Wynn Resorts Ltd. posted record first-quarter cash flow in Las Vegas and Boston, and executives remain confident that Macao figures eventually will rebound.

The company reported first-quarter revenue of $953.3 million, up 29.4 percent from $736.7 million in the same quarter last year. It also reported lower net income losses, $183.3 million, down from $281 million in the first quarter of 2021.

Executives with the Las Vegas company that operates Wynn and Encore in Las Vegas and Encore Boston Harbor said that like other casino operators across the country, they saw weak results in January as a result of the omicron variant. But results gradually improved later in the quarter and are on an even better pace heading into the second quarter.

“We actually hit 91 percent hotel occupancy in March, which contributed to an all-time record cash flow result during the month,” Wynn Resorts Ltd. CEO Craig Billings said in an earnings call with investors Tuesday. “We’re seeing no signs of a slowdown.”

U.S. properties strong

Like their peers in Macao, results at the three Wynn properties in the Chinese enclave are suffering through major visitation downturns as a result of border closures and community lockdowns throughout China stemming from COVID-19 policies.

“Our first-quarter results reflect continued strength at both Wynn Las Vegas and Encore Boston Harbor where our teams’ unrelenting focus on five-star hospitality and world-class experiences combined with very strong customer demand to deliver a new first quarter record for adjusted property cash flow at both properties,” Billings said. “In Macao, we remain confident that the market will benefit from the return of visitation when travel restrictions subside.”

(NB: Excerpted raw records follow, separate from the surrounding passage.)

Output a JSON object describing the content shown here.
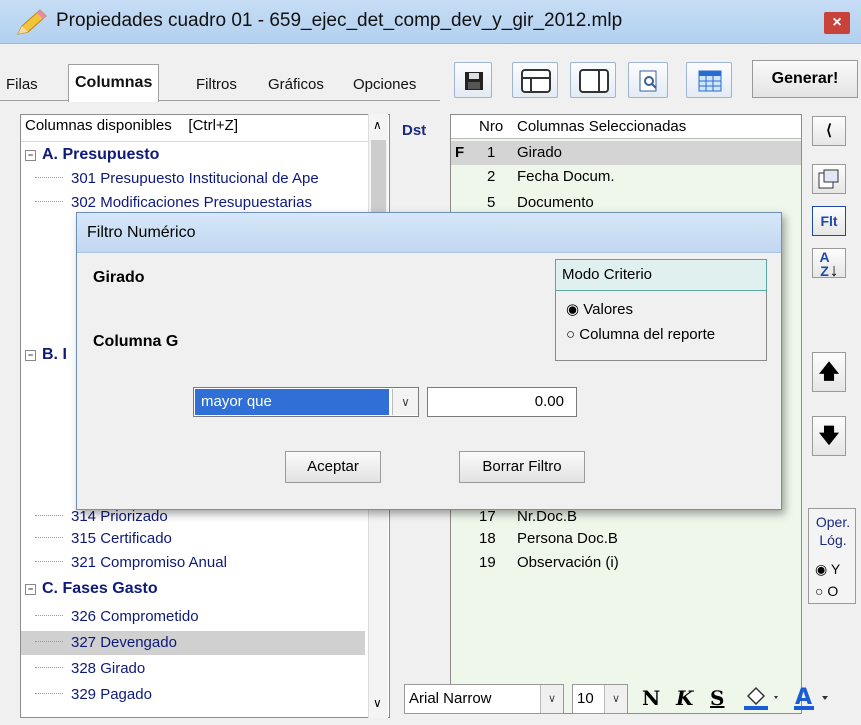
{
  "window": {
    "title": "Propiedades cuadro 01 - 659_ejec_det_comp_dev_y_gir_2012.mlp",
    "close": "×"
  },
  "tabs": [
    "Filas",
    "Columnas",
    "Filtros",
    "Gráficos",
    "Opciones"
  ],
  "toolbar": {
    "generate_label": "Generar!"
  },
  "left_panel": {
    "header": "Columnas disponibles",
    "shortcut": "[Ctrl+Z]",
    "groups": [
      {
        "label": "A. Presupuesto",
        "items": [
          "301 Presupuesto Institucional de Ape",
          "302 Modificaciones Presupuestarias"
        ]
      },
      {
        "label": "B. I"
      },
      {
        "label": "C. Fases Gasto",
        "items": [
          "326 Comprometido",
          "327 Devengado",
          "328 Girado",
          "329 Pagado"
        ]
      }
    ],
    "mid_items": [
      "315 Certificado",
      "321 Compromiso Anual"
    ],
    "partial_item": "314 Priorizado"
  },
  "right_panel": {
    "dst_label": "Dst",
    "columns": {
      "nro": "Nro",
      "name": "Columnas Seleccionadas"
    },
    "rows": [
      {
        "flag": "F",
        "nro": "1",
        "name": "Girado"
      },
      {
        "flag": "",
        "nro": "2",
        "name": "Fecha Docum."
      },
      {
        "flag": "",
        "nro": "5",
        "name": "Documento"
      },
      {
        "flag": "",
        "nro": "17",
        "name": "Nr.Doc.B"
      },
      {
        "flag": "",
        "nro": "18",
        "name": "Persona Doc.B"
      },
      {
        "flag": "",
        "nro": "19",
        "name": "Observación (i)"
      }
    ]
  },
  "side": {
    "flt_label": "Flt",
    "oper_label": "Oper. Lóg.",
    "oper_options": [
      "Y",
      "O"
    ]
  },
  "bottom": {
    "font_name": "Arial Narrow",
    "font_size": "10",
    "bold": "N",
    "italic": "K",
    "underline": "S"
  },
  "dialog": {
    "title": "Filtro Numérico",
    "field_label": "Girado",
    "column_label": "Columna G",
    "mode_title": "Modo Criterio",
    "mode_options": [
      "Valores",
      "Columna del reporte"
    ],
    "operator": "mayor que",
    "value": "0.00",
    "accept": "Aceptar",
    "clear": "Borrar Filtro"
  }
}
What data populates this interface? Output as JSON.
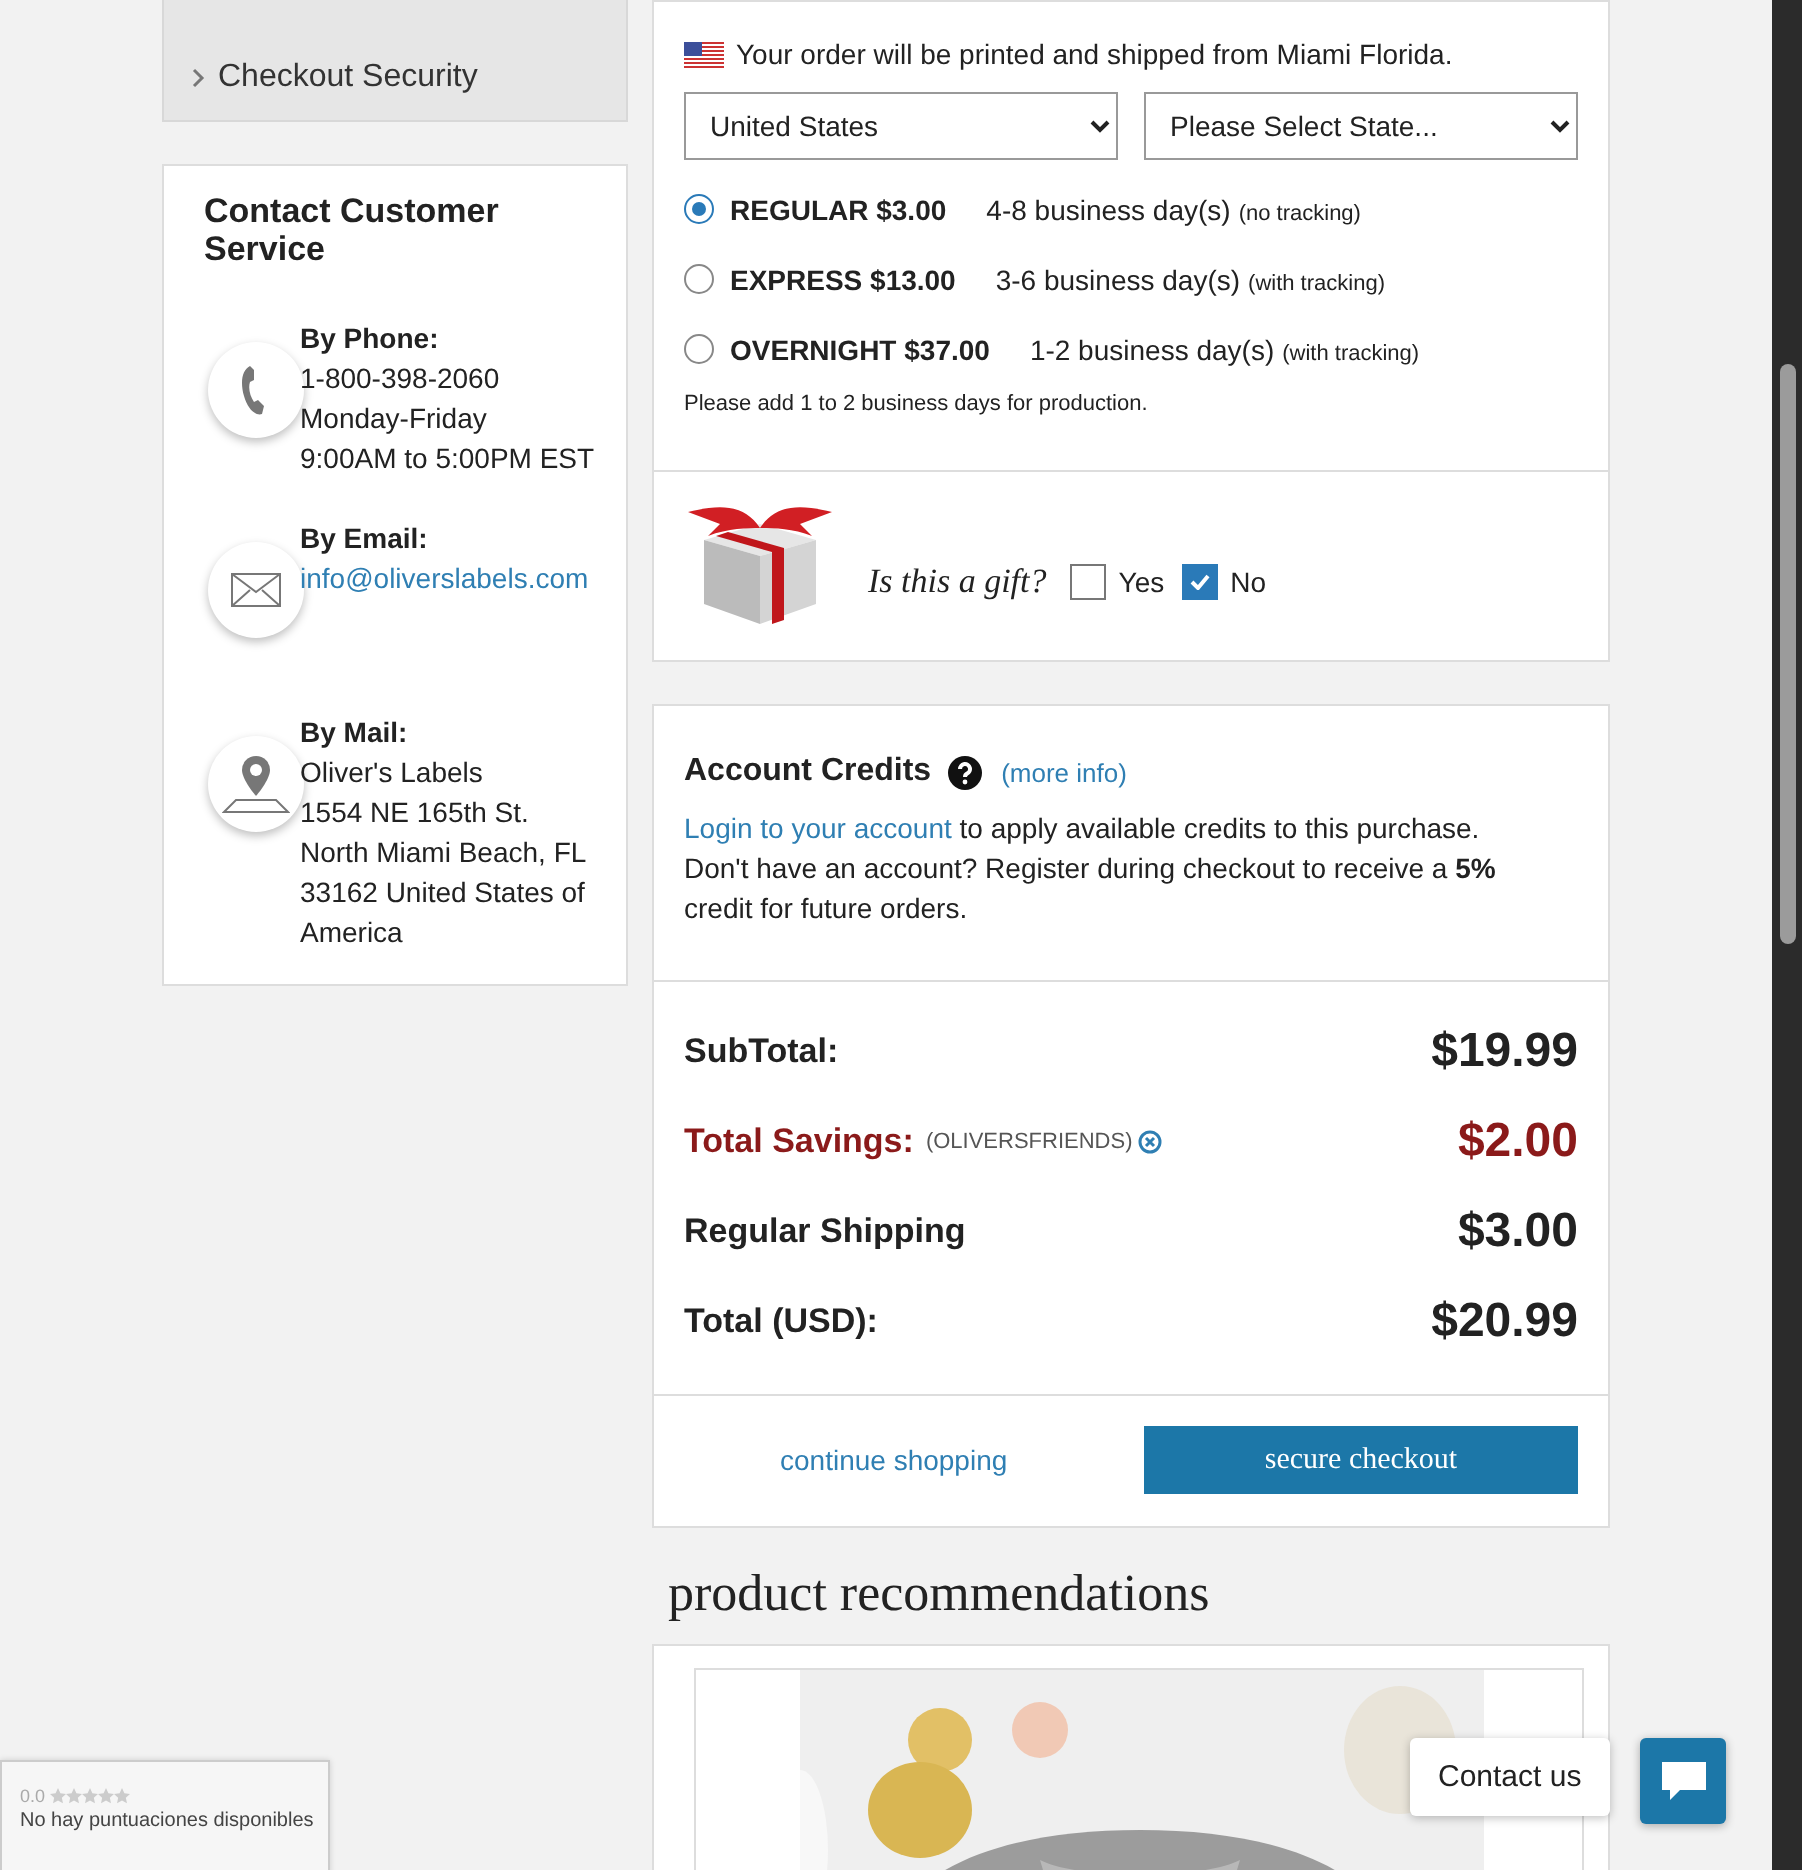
{
  "nav": {
    "items": [
      {
        "label": "Checkout Security"
      }
    ]
  },
  "contact": {
    "title": "Contact Customer Service",
    "methods": [
      {
        "kind": "phone",
        "label": "By Phone:",
        "lines": [
          "1-800-398-2060",
          "Monday-Friday",
          "9:00AM to 5:00PM EST"
        ]
      },
      {
        "kind": "email",
        "label": "By Email:",
        "link": "info@oliverslabels.com"
      },
      {
        "kind": "mail",
        "label": "By Mail:",
        "lines": [
          "Oliver's Labels",
          "1554 NE 165th St.",
          "North Miami Beach, FL",
          "33162 United States of America"
        ]
      }
    ]
  },
  "shipping": {
    "origin": "Your order will be printed and shipped from Miami Florida.",
    "country": "United States",
    "state": "Please Select State...",
    "options": [
      {
        "name": "REGULAR $3.00",
        "days": "4-8 business day(s)",
        "note": "(no tracking)",
        "selected": true
      },
      {
        "name": "EXPRESS $13.00",
        "days": "3-6 business day(s)",
        "note": "(with tracking)",
        "selected": false
      },
      {
        "name": "OVERNIGHT $37.00",
        "days": "1-2 business day(s)",
        "note": "(with tracking)",
        "selected": false
      }
    ],
    "production_note": "Please add 1 to 2 business days for production."
  },
  "gift": {
    "question": "Is this a gift?",
    "choices": [
      {
        "label": "Yes",
        "checked": false
      },
      {
        "label": "No",
        "checked": true
      }
    ]
  },
  "credits": {
    "title": "Account Credits",
    "more_info": "(more info)",
    "login_link": "Login to your account",
    "text": " to apply available credits to this purchase. Don't have an account? Register during checkout to receive a **5%** credit for future orders."
  },
  "totals": [
    {
      "kind": "plain",
      "label": "SubTotal:",
      "value": "$19.99"
    },
    {
      "kind": "savings",
      "label": "Total Savings:",
      "code": "(OLIVERSFRIENDS)",
      "value": "$2.00"
    },
    {
      "kind": "plain",
      "label": "Regular Shipping",
      "value": "$3.00"
    },
    {
      "kind": "plain",
      "label": "Total (USD):",
      "value": "$20.99"
    }
  ],
  "actions": {
    "continue": "continue shopping",
    "checkout": "secure checkout"
  },
  "recommendations": {
    "title": "product recommendations"
  },
  "rating_badge": {
    "score": "0.0",
    "stars": 0,
    "text": "No hay puntuaciones disponibles"
  },
  "chat": {
    "label": "Contact us"
  }
}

Billings said Wynn invested in the Las Vegas properties during some of the rough COVID times.

“Everyone on this call knows that Las Vegas as a market has experienced a rapid rebound over the last year or so,” he said. “We certainly have been a beneficiary of that. We’re also benefiting from our own efforts over the past few years. Even during difficult times, we invested in our people and our product. We opened Delilah (a restaurant). We completed a refresh of the lounges adjacent to the Lake of Dreams. We opened Casa Playa (another restaurant) and we remodeled the Wynn tower rooms.

“We looked at every inch of this market-leading property and asked ourselves how can we make it better? How can we make it return more? It’s dedication to our craft that makes us incredibly proud and what drives enduring results.”

Project design taking shape

Billings also updated progress on its resort planned in the United Arab Emirates and told investors the company is interested in developing a casino in New York.

“We’ve moved quickly into design on our project in the UAE and I grow more excited about the opportunity with each iteration of that design,” he said. “The island, which is really a blank canvas for us, presents amazing opportunities to do what we do best. From offshore large-scale water and light spectacles akin to the Lake of Dreams in Las Vegas to a room product that takes advantage of the unique aspects of the site setting. I’m confident we’re going to deliver something special to a market that is prime for a luxury experience.”

In response to an investor’s question, Billings discussed the company’s interest in New York, where it could potentially compete with MGM Resorts International and Las Vegas Sands Corp. for a casino license.

“We’re interested in any gateway city that is conducive to the scale and quality of development that Wynn Resorts does, so we are interested in New York and we’re active there, but not in a position yet to talk about anything in particular,” he said.

Wynn stock, traded on the Nasdaq exchange, climbed 32 cents, 0.5 percent, to close at $61.65 a share on trading about twice the normal average volume. After hours, shares fell 65 cents, 1 percent, to end at around $61 a share.

The Review-Journal is owned by the Adelson family, including Dr. Miriam Adelson, majority shareholder of Las Vegas Sands Corp., and Las Vegas Sands President and COO Patrick Dumont.